Flow data forecasting for the junction flow using artificial neural network

Abstract

The present study aims to predict the flow characteristics downstream of a cylinder, which is the result of junction flow using an Artificial Neural Network (ANN) algorithm. The training and test datasets were obtained through Particle Image Velocimetry (PIV) experiments. The experiments were conducted at Reynolds numbers Re = 1.5 x 103 and 4 x 103 based on the cylinder diameter (D) at dimensionless measurement heights (Z = h/D) of Z1 = 0.06, Z2 = 0.4, Z3 = 0.8, and Z4 = 1.6 respectively. While the X- and Y-coordinate and dimensionless measurement location (Z) variables are employed as inputs to the ANN model, the output variables are vorticity ⟨ω⟩, streamwise velocity ⟨u⟩, and transverse velocity ⟨v⟩, which are derived from the time-averaged flow data.

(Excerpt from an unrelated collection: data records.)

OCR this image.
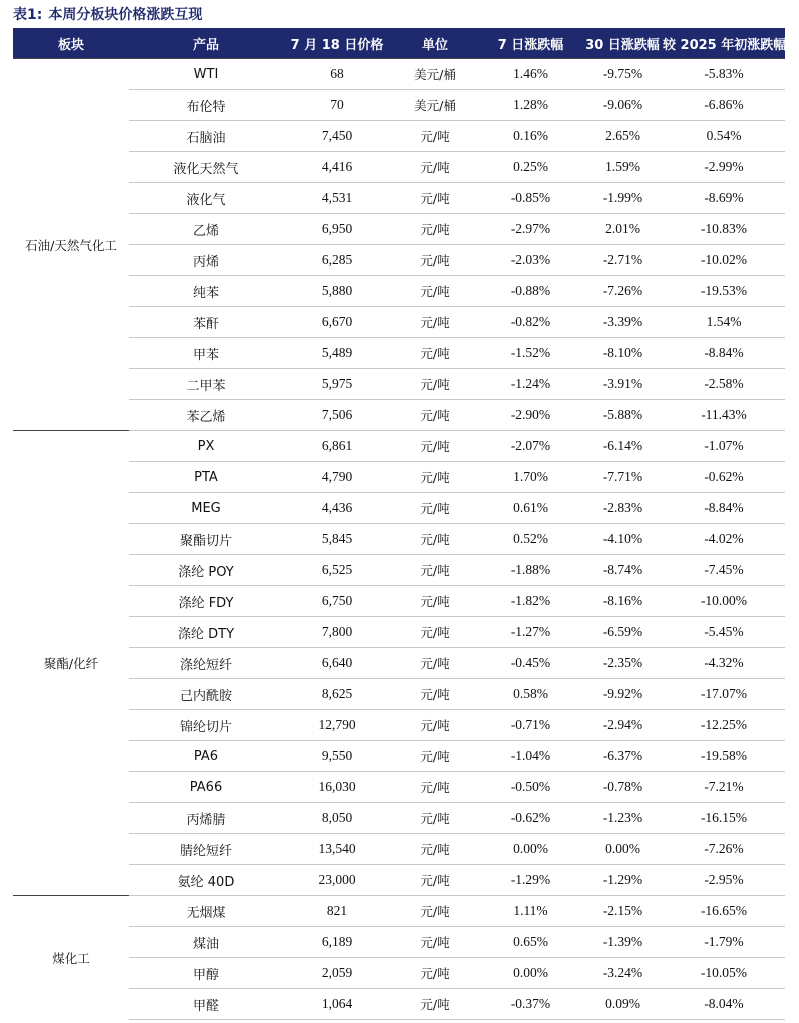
表1: 本周分板块价格涨跌互现
板块	产品	7 月 18 日价格	单位	7 日涨跌幅	30 日涨跌幅	较 2025 年初涨跌幅
石油/天然气化工	WTI	68	美元/桶	1.46%	-9.75%	-5.83%
	布伦特	70	美元/桶	1.28%	-9.06%	-6.86%
	石脑油	7,450	元/吨	0.16%	2.65%	0.54%
	液化天然气	4,416	元/吨	0.25%	1.59%	-2.99%
	液化气	4,531	元/吨	-0.85%	-1.99%	-8.69%
	乙烯	6,950	元/吨	-2.97%	2.01%	-10.83%
	丙烯	6,285	元/吨	-2.03%	-2.71%	-10.02%
	纯苯	5,880	元/吨	-0.88%	-7.26%	-19.53%
	苯酐	6,670	元/吨	-0.82%	-3.39%	1.54%
	甲苯	5,489	元/吨	-1.52%	-8.10%	-8.84%
	二甲苯	5,975	元/吨	-1.24%	-3.91%	-2.58%
	苯乙烯	7,506	元/吨	-2.90%	-5.88%	-11.43%
聚酯/化纤	PX	6,861	元/吨	-2.07%	-6.14%	-1.07%
	PTA	4,790	元/吨	1.70%	-7.71%	-0.62%
	MEG	4,436	元/吨	0.61%	-2.83%	-8.84%
	聚酯切片	5,845	元/吨	0.52%	-4.10%	-4.02%
	涤纶 POY	6,525	元/吨	-1.88%	-8.74%	-7.45%
	涤纶 FDY	6,750	元/吨	-1.82%	-8.16%	-10.00%
	涤纶 DTY	7,800	元/吨	-1.27%	-6.59%	-5.45%
	涤纶短纤	6,640	元/吨	-0.45%	-2.35%	-4.32%
	己内酰胺	8,625	元/吨	0.58%	-9.92%	-17.07%
	锦纶切片	12,790	元/吨	-0.71%	-2.94%	-12.25%
	PA6	9,550	元/吨	-1.04%	-6.37%	-19.58%
	PA66	16,030	元/吨	-0.50%	-0.78%	-7.21%
	丙烯腈	8,050	元/吨	-0.62%	-1.23%	-16.15%
	腈纶短纤	13,540	元/吨	0.00%	0.00%	-7.26%
	氨纶 40D	23,000	元/吨	-1.29%	-1.29%	-2.95%
煤化工	无烟煤	821	元/吨	1.11%	-2.15%	-16.65%
	煤油	6,189	元/吨	0.65%	-1.39%	-1.79%
	甲醇	2,059	元/吨	0.00%	-3.24%	-10.05%
	甲醛	1,064	元/吨	-0.37%	0.09%	-8.04%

Modeling flow characteristics with easily obtainable independent variables without flow and physical properties was considered. Three various training algorithms such as Levenberg Marquardt (LM), Resilient Backpropagation (RP), and Scaled Conjugate Gradient (SCG) were employed to assess and compare their prediction performance. The results indicate that the LM learning algorithm outperforms the RP and SCG algorithms, especially at low Reynolds (Re) numbers. The ANN model, trained with the LM algorithm, exhibits significant success, achieving R = 0.9816 correlation coefficient (R), MAE = 2.4250 m/s Mean Absolute Error (MAE), and RMSE = 3.3541 m/s Root Mean Square Error (RMSE) for streamwise velocity ⟨u⟩ data. Notably, the LM algorithm for the testing process demonstrates the best predictions at Re = 1.5x103, yielding R = 0.9779, MAE = 2.7417 m/s, and RMSE = 3.7493 m/s. The ANN-LM model's patterns closely align with experimental results, affirming its accuracy, which proves that the prediction of time-averaged velocity data solely based on spatial coordinates as input can be achieved successfully.